Words by Kathryn Tenney from Walsh University who studied abroad in London during Summer term 2014.
I think I was around 8-years-old when I decided that I wanted to travel the world. I was 14-years-old when I embarked on my first study abroad program and developed a real passion for it. Then, when I was 16-years-old, I thought I lost the chance to pursue that dream forever.
I had a lot of medically problems that accumulated to the words “chronically ill” and “disabled” reverberating sharply through my head. It seemed like I’d never get to study abroad again with all of my new restrictions, and yet I did it not once, but twice.
The number one question I get from people who know I have an invisible illness is “how did you manage that?”
Well, let me tell you.
I’d like to start with a disclaimer that I am not an expert, and though my disease/handicap/issue is not curable, it is also not fatal. Seek expert’s opinions before attempting to follow my footsteps.
That being said, the most helpful advice I have ever received came from my mom, and in the midst of all my “what ifs” and “can I reallys” she, as mothers often do, raised a very good point with this question: “You’re going to be sick no matter where you are, so would you rather be sick here, or sick living your dream?”
Well how’s that for perspective? I chose to be sick in Germany and London, and many cities in between and am better because of it.
That’s not to say it wasn’t and isn’t hard. I had to get my prescriptions extended for the time I would be travelling abroad, and I had to let my insurance company know I would be studying abroad so they would pay for it. I had to figure out who to tell and who to contact if there was an emergency and how to adjust and a lot of other things I figured out on the fly rather than any actual planning.
For instance, if I stand still for more than a few minutes, I pass out, so rush hour on the London Tube posed a bit of a problem. Eventually I got the hang of it, figuring out which times were better, and which compartment to go towards, and that I can actually lean on the wall of the train if I need to.

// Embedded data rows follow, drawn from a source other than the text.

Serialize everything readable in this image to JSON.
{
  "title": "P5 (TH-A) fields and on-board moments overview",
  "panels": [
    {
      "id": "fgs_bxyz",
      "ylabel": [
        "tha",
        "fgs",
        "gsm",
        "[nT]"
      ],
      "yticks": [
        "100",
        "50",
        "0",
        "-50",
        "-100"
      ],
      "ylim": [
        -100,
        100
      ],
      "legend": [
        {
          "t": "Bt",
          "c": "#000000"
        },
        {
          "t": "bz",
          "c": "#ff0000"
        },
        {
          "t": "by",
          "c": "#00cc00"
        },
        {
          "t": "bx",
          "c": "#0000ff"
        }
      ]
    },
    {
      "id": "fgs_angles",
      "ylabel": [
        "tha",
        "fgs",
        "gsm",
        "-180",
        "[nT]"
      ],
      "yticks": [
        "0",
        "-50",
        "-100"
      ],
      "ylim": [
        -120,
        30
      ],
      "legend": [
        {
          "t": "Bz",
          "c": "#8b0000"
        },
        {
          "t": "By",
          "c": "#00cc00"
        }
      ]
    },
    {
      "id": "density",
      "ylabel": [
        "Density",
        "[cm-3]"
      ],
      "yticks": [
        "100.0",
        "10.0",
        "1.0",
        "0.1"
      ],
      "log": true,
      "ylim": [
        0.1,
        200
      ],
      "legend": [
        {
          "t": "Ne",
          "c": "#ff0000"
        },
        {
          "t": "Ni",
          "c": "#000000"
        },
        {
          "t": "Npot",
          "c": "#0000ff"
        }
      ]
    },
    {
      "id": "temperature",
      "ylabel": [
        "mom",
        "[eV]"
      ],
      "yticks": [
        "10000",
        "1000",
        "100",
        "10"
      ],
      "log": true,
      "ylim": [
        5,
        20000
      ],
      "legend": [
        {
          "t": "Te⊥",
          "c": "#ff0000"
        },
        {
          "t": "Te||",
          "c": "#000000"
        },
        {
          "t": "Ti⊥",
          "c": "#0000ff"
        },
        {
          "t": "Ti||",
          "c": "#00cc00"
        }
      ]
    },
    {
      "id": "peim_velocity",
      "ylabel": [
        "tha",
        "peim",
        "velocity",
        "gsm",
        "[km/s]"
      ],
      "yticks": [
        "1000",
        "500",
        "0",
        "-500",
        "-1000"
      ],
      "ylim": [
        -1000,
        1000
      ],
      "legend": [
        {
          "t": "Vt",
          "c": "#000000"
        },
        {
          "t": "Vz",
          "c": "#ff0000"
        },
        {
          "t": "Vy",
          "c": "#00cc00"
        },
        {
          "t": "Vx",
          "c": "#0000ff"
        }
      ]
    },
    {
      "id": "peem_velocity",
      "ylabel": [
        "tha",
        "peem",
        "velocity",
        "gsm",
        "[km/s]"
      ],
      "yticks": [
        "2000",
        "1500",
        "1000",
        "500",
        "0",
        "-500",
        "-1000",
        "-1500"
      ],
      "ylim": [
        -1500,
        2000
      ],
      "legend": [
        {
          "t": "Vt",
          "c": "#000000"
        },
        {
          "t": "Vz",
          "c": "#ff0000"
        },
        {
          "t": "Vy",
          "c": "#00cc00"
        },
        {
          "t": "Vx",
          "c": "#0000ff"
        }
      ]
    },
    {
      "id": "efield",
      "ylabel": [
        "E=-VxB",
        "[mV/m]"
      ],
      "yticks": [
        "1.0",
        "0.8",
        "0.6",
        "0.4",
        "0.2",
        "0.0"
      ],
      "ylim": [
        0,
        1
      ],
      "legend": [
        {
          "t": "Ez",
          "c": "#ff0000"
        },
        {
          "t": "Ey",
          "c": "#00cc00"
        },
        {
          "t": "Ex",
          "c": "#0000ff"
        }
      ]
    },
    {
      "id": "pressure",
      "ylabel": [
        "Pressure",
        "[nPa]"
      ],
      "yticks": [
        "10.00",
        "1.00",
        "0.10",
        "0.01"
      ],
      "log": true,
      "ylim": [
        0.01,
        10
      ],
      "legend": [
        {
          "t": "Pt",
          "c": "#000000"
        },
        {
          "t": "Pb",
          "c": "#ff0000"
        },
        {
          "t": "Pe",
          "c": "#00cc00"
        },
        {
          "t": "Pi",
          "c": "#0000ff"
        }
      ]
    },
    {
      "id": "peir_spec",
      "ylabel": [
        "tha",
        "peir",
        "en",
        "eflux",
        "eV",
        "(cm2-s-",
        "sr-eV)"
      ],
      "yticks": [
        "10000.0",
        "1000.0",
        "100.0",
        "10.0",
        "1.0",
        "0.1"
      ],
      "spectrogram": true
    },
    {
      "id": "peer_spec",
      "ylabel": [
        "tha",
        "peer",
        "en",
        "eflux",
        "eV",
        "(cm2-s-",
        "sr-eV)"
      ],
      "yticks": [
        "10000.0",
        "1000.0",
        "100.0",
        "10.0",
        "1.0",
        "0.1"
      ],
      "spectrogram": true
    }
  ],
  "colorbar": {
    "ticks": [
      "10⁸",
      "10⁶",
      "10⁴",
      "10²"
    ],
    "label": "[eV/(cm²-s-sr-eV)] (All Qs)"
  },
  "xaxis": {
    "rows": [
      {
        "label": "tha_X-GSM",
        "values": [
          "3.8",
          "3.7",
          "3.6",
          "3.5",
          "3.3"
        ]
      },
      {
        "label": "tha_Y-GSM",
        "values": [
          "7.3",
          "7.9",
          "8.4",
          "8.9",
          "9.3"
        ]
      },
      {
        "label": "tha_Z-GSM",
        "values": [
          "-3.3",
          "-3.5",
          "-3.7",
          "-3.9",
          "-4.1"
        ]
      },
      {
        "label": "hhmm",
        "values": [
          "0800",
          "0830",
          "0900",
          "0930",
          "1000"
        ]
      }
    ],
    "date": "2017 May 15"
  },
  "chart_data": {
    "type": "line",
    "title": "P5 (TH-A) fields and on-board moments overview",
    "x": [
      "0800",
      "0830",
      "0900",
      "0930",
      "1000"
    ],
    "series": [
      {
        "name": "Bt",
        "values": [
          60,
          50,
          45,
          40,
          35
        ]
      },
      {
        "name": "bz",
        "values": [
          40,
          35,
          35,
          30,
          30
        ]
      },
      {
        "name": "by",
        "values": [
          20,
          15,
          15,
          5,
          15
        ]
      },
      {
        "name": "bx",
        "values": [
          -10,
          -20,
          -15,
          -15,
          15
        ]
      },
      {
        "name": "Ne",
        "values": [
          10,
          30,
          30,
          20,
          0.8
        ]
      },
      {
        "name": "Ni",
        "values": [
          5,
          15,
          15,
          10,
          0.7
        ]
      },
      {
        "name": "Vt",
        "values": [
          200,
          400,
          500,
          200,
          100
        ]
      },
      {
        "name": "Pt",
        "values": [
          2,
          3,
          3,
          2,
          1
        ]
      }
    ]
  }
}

I’ve also learned that you can’t plan for everything, and sometimes despite your best efforts you need assistance, whether it be a trip to the A&E with the lovely CAPA staff, or a coffee break with someone just to de-stress. Those things are okay, and do not ruin the trip or devalue your worth as a global student.
Actually, I learned a lot about healthcare in England and have some really funny stories to tell.
The point is, the United States doesn’t have the unique edge of being the only country in the world with sick or disabled people. Chances are other countries, such as the study abroad location of your dreams, can accommodate you. You may have to work more closely with the staff there, have more to prepare for before leaving, or have more to figure out once you get there, but you can get there.
I’m not saying it will be easy, or that it will be amazing 24/7 - after all it took me a week and a half of agonizing tube rides before I figured that system out - but what I am definitely saying is that it will be worth it.